My initial reaction was, “In this market?” You see, unlike almost every contingency form in our Northwest Multiple Listing Service Library that has a automatic timeline attached that waives said contingencies once the agreed upon timeline is met, the financial contingency in our MLS forms is not an “automatically deemed satisfied” contingency.
So the Buyers must actually give “notice” (that means in writing) they are in fact, agreeing to waive the condition to purchase the home based on their ability to obtain financing.
Of course, the buyer could simply give notice they are waiving their financial contingency (there’s an addendum for that)…but why? In essence, if the buyer does not give notice they are waiving their contingency, then even after the 30 days has come and gone, if the buyer cannot obtain financing and gives written confirmation of such from their lender, they still have the right to their earnest money.

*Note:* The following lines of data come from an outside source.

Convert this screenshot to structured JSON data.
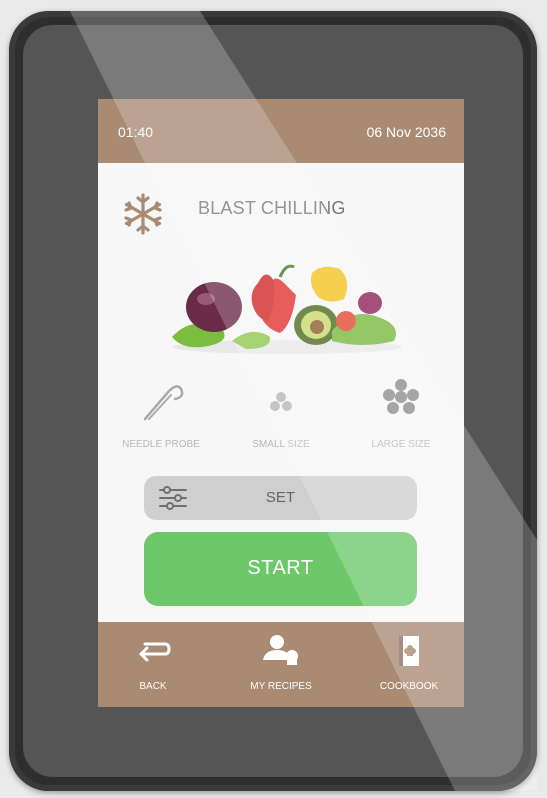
{
  "status": {
    "time": "01:40",
    "date": "06 Nov 2036"
  },
  "mode": {
    "title": "BLAST CHILLING",
    "icon": "snowflake-icon"
  },
  "image": {
    "semantic": "vegetables-image"
  },
  "options": [
    {
      "label": "NEEDLE PROBE",
      "icon": "needle-probe-icon"
    },
    {
      "label": "SMALL SIZE",
      "icon": "small-size-icon"
    },
    {
      "label": "LARGE SIZE",
      "icon": "large-size-icon"
    }
  ],
  "set": {
    "label": "SET",
    "icon": "sliders-icon"
  },
  "start": {
    "label": "START"
  },
  "nav": [
    {
      "label": "BACK",
      "icon": "back-arrow-icon"
    },
    {
      "label": "MY RECIPES",
      "icon": "chef-icon"
    },
    {
      "label": "COOKBOOK",
      "icon": "cookbook-icon"
    }
  ],
  "colors": {
    "brand": "#a98a72",
    "start": "#6cc868",
    "set": "#cfcfcf",
    "screen": "#f7f7f7"
  }
}
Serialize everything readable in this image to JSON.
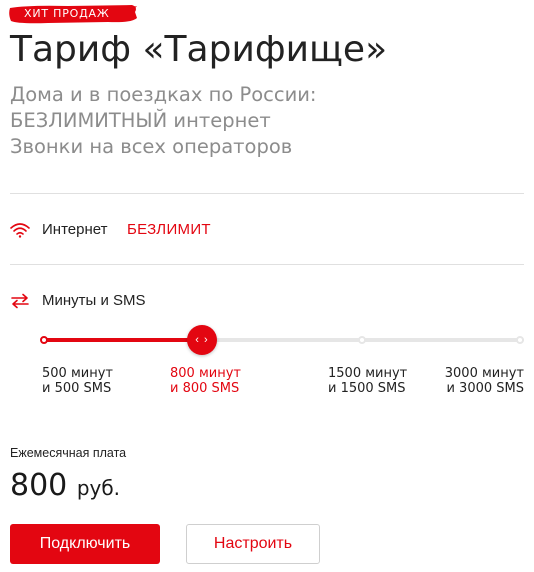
{
  "badge": {
    "text": "ХИТ ПРОДАЖ",
    "color": "#e30611"
  },
  "title": "Тариф «Тарифище»",
  "description": [
    "Дома и в поездках по России:",
    "БЕЗЛИМИТНЫЙ интернет",
    "Звонки на всех операторов"
  ],
  "internet": {
    "icon": "wifi-icon",
    "label": "Интернет",
    "value": "БЕЗЛИМИТ"
  },
  "minutes": {
    "icon": "swap-arrows-icon",
    "label": "Минуты и SMS",
    "slider_thumb": "‹ ›",
    "selected_index": 1,
    "options": [
      {
        "line1": "500 минут",
        "line2": "и 500 SMS"
      },
      {
        "line1": "800 минут",
        "line2": "и 800 SMS"
      },
      {
        "line1": "1500 минут",
        "line2": "и 1500 SMS"
      },
      {
        "line1": "3000 минут",
        "line2": "и 3000 SMS"
      }
    ]
  },
  "fee": {
    "label": "Ежемесячная плата",
    "amount": "800",
    "currency": "руб."
  },
  "buttons": {
    "connect": "Подключить",
    "configure": "Настроить"
  },
  "colors": {
    "accent": "#e30611",
    "muted": "#8c8c8c",
    "divider": "#e0e0e0"
  }
}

On top of that, the seller must ask the Buyers to waive their contingency by giving them notice of termination! (You guessed it…there’s an addendum for that as well) So, in order to get the buyer to waive their financial contingency, the seller must threaten termination of the entire agreement to do so! This gives the buyer the right to walk away from the entire deal if they simply do not respond to the sellers request (they have 3 days from delivery of the notice). Oh, and by the way…the Earnest Money is refunded back the Buyer!
So if the buyer refuses to waive their contingency or the seller isn’t quite willing to give notice to terminate in fear the buyer “calls their bluff” isn’t willing to waive their contingency…what’s the seller to do? In most cases, nothing! The financial contingency form is a “leap of faith” form in our library and woefully inadequate to protect the sellers position in the Agreement. But then again, deals close everyday in Washington without the buyers waiving their financial contingency so why bother?
So, Do Your Forms Protect the Seller or the Buyer?
As you can see, the financial contingency form is heavily laden for the buyer in our State. On top of the waiver issue, the buyer is also protected in the event the appraisal comes in below value and can even terminate and be refunded their earnest money if they were unable to obtain a homeowners or property insurance binder. (Yep, there’s an addendum for that too!) So, what would you do for your sellers if you were in my shoes?